As many know, today the WordPress team released a new patch for WordPress 3.4.2, and have titled it a maintenance and security release.
By now many have regurgitated the same post in a number of different blogs and forums pushing the word out, that’s great.
It took us a bit longer because we wanted to better understand the specifics of the security release. Here is what we found:
The security release was compromised of three issues:
The Security Fixes
Two Role Escalations
- Multisite – Administrator role was able to activate a plugin on the network that was not active, which in turn is a form of role escalation, allowing the role to function as super administrator. This one was well documented in Ticket 21187.

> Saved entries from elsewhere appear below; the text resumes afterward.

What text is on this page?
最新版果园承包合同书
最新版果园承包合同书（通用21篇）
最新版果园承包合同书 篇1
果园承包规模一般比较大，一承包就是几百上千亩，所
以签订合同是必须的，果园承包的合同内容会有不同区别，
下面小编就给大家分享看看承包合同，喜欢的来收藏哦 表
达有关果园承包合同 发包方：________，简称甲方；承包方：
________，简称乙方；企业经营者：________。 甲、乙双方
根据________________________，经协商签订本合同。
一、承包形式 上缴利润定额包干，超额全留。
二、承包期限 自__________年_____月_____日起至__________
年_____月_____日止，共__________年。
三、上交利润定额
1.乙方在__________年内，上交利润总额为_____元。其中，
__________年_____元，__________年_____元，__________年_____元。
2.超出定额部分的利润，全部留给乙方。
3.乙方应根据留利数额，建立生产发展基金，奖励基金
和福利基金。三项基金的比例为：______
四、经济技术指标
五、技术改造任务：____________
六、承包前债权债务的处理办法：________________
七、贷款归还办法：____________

- AtomPub – Could be used to hypothetically publish a post with the contributor role. Not documented in tickets.
One Patch Update
- Unfiltered_html patch from 3.4.1 – Updated with a more effective and long-term solution. Find more details in our last patch release post.
Although role escalation is not for the faint hearted, if a vulnerability assessment were being conducted these would be categorized as low risk. This is not to say they are not important, but perspective is always good.
If you read our last post on WordPress Security you see how prevalent the issue of role escalation is today, not just in core, but in themes and plugins alike.
Reminder to update responsibly. If in doubt be sure to read our guide on updating safely, last thing any one wants is for you to blow up your site.